Understanding as much as possible about the daily lives and challenges faced in raising healthy children in this context is the key to targeting the issues with appropriate actions.
Proven, cost-effective child survival interventions address the most common and often preventable causes of child deaths like diarrhoea, pneumonia, and neonatal conditions.
Interventions are deceptively simple – a skilled attendant across the continuum of care (antenatal, delivery, postpartum including essential newborn care), immediate and exclusive breastfeeding, full immunisation, and community-based treatment of sick children.

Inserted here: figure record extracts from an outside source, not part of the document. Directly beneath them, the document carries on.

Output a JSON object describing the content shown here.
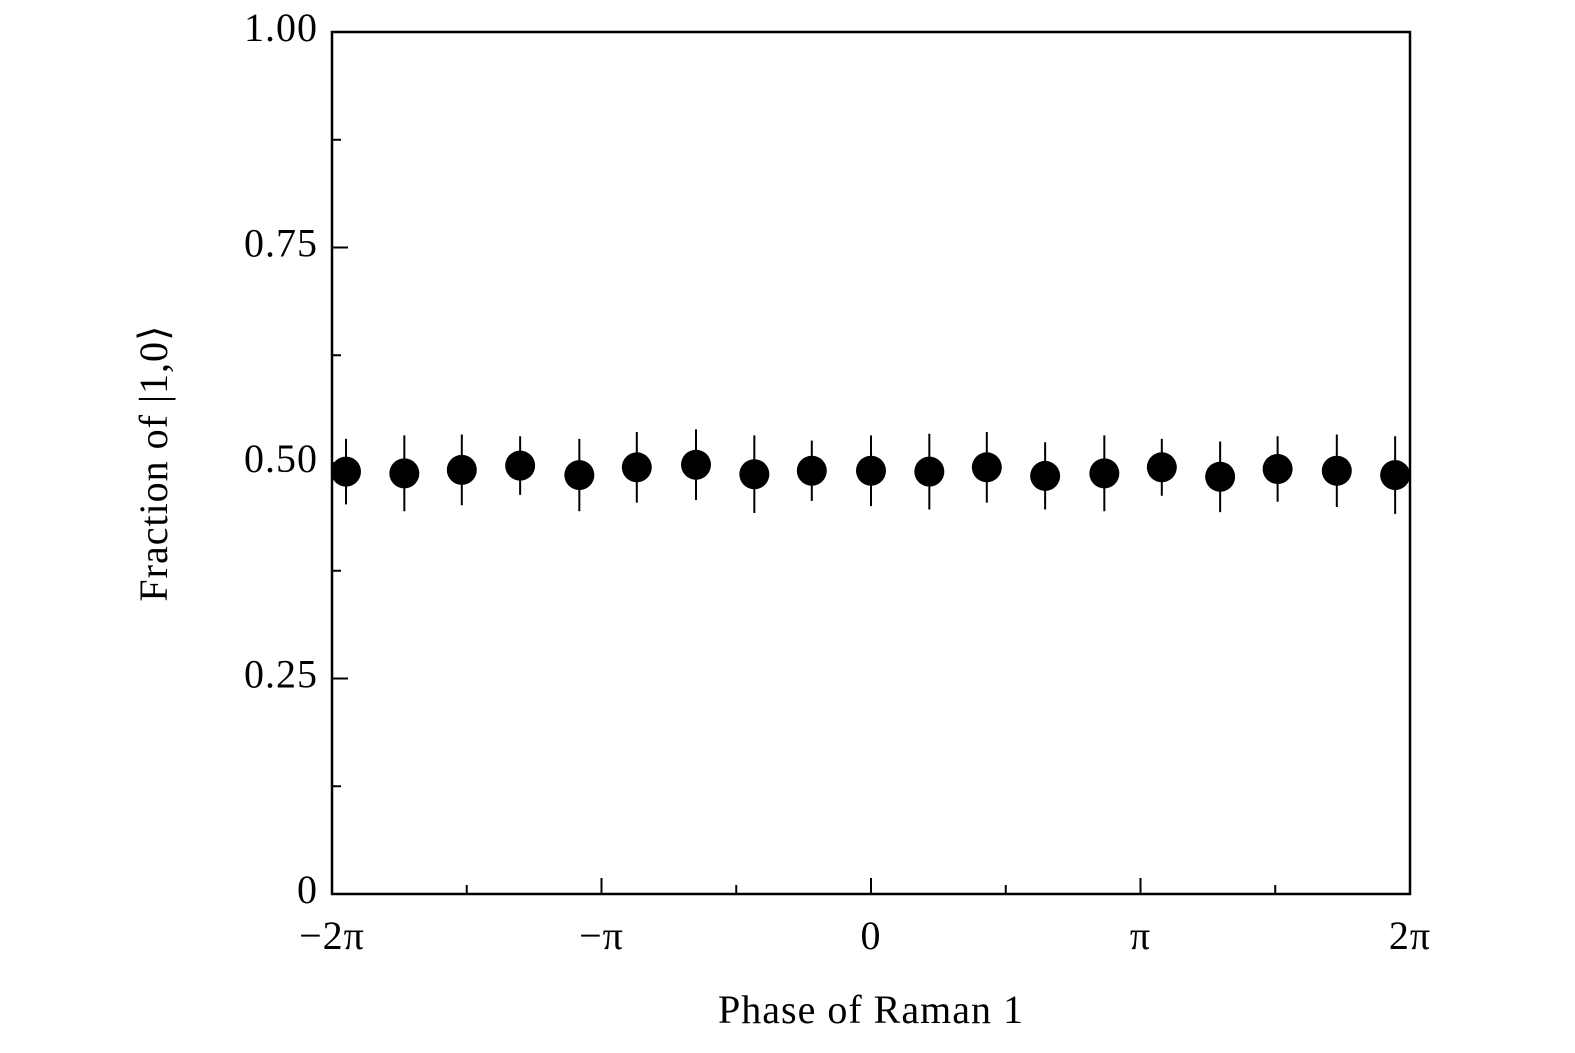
{
  "chart_data": {
    "type": "scatter",
    "x_label": "Phase of Raman 1",
    "y_label": "Fraction of |1,0⟩",
    "x": [
      -6.12,
      -5.44,
      -4.77,
      -4.09,
      -3.4,
      -2.73,
      -2.04,
      -1.36,
      -0.69,
      0,
      0.68,
      1.35,
      2.03,
      2.72,
      3.39,
      4.07,
      4.74,
      5.43,
      6.11
    ],
    "series": [
      {
        "color": "#000000",
        "values": [
          0.49,
          0.488,
          0.492,
          0.497,
          0.486,
          0.495,
          0.498,
          0.487,
          0.491,
          0.491,
          0.49,
          0.495,
          0.485,
          0.488,
          0.495,
          0.484,
          0.493,
          0.491,
          0.486
        ],
        "errors": [
          0.038,
          0.044,
          0.041,
          0.034,
          0.042,
          0.041,
          0.041,
          0.045,
          0.035,
          0.041,
          0.044,
          0.041,
          0.039,
          0.044,
          0.033,
          0.041,
          0.038,
          0.042,
          0.045
        ]
      }
    ],
    "xlim": [
      -6.2832,
      6.2832
    ],
    "xticks": [
      {
        "value": -6.2832,
        "label": "−2π"
      },
      {
        "value": -3.1416,
        "label": "−π"
      },
      0,
      {
        "value": 3.1416,
        "label": "π"
      },
      {
        "value": 6.2832,
        "label": "2π"
      }
    ],
    "xminor_ticks": [
      -4.7124,
      -1.5708,
      1.5708,
      4.7124
    ],
    "ylim": [
      0,
      1
    ],
    "yticks": [
      0,
      0.25,
      {
        "value": 0.5,
        "label": "0.50"
      },
      0.75,
      {
        "value": 1,
        "label": "1.00"
      }
    ],
    "yminor_ticks": [
      0.125,
      0.375,
      0.625,
      0.875
    ],
    "grid": false
  }
}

But how to integrate such potentially life saving actions into the local health services, making them more accessible for mothers and babies when they need them, as well as encouraging better child rearing practices in the home will now occupy our thoughts.
It won’t be easy – although the landscape is stunning, I can only imagine what hardships the climate, the terrain, cultural practices, and poverty bring to a child’s ability to survive and thrive here.
As I leave the austere snowy-topped mountains, the turquoise blue rivers with their broad sandy banks, the spinning prayer wheels, and the wonderful smiling faces of the Tibetans, I hope very much that we will find a way to add value to the efforts of the government in our shared goal to sustainably improve the health of Tibetan mums and babies.
Tags: babies, breastfeeding, child health, China, every one, hygiene, immunisation, Shanghai, Tibet








December 7th, 2010 at 9:37 AM
Thanks Barbara. This is fascinating. We have to keep remembering that national averages hide deep inequities between communities and between the poor and rich. It always surprises me that, when exclusive breastfeeding has such clear advantages, why even simple evolution has failed to ensure that it is practiced universally? We know that pernicious advertising of breastmilk substitutes is driving down breastfeeding rates but in your example that does not seem to be the case – it seems a tradition that families have passed on. Haven’t these communities seen for centuries the link between exclusive breastfeeding and healthly children and adults? It would be great to hear why this situation has arisen.
December 10th, 2010 at 3:04 AM
Beautiful imagery, Barbara. Thank you for writing this. Though we strive to have all deliveries in a hospital or birthing facility, this demonstrates that not all policies can be “one size fits all”. Skilled health workers within the community saves the lives of mothers and newborns. They also address harmful behaviors such as giving babies any food or fluid other than breastmilk before 6 months. Keep up the good work!
December 10th, 2010 at 10:11 AM
Some health practices like introduction of food immediately after birth and home deliveries are age old traditions that we need to overcome if we have to make an impact in our humanitarian work. In a typical rural community, from conception to delivery and care of child a young mother will have a traditional birth attendant as the nearest ‘health worker” in her village.Therefore she has all the reasons to belive its right to give food, water, honey and sugar within one hour after delivery. Worth noting is that traditional birth attendants have high acceptance and respect among community members more than health professionals.
I think putting emphasis on training(one year) the birth attendants on skilled delivery and health education will be a more sustainable solution.
April 28th, 2011 at 8:04 AM
Very much enjoyed your article. Thank you!
The challenges you described are similar to those facing ethnic minorities in some of the poorest, most difficult to reach communes and villages along the northern and central border areas of Vietnam. They are problems of equity and quality, they are principally poverty linked. Recalling GOBI FFF… Just curious to know: What is the literacy level of Tibetan women of reproductive age? How is the state of maternal health and nutrition? What’s the fertility rate? Access to clean water and sanitation? What are some of the sociocultural and economic barriers to accessing health services at the prefecture centre. Are there user fees?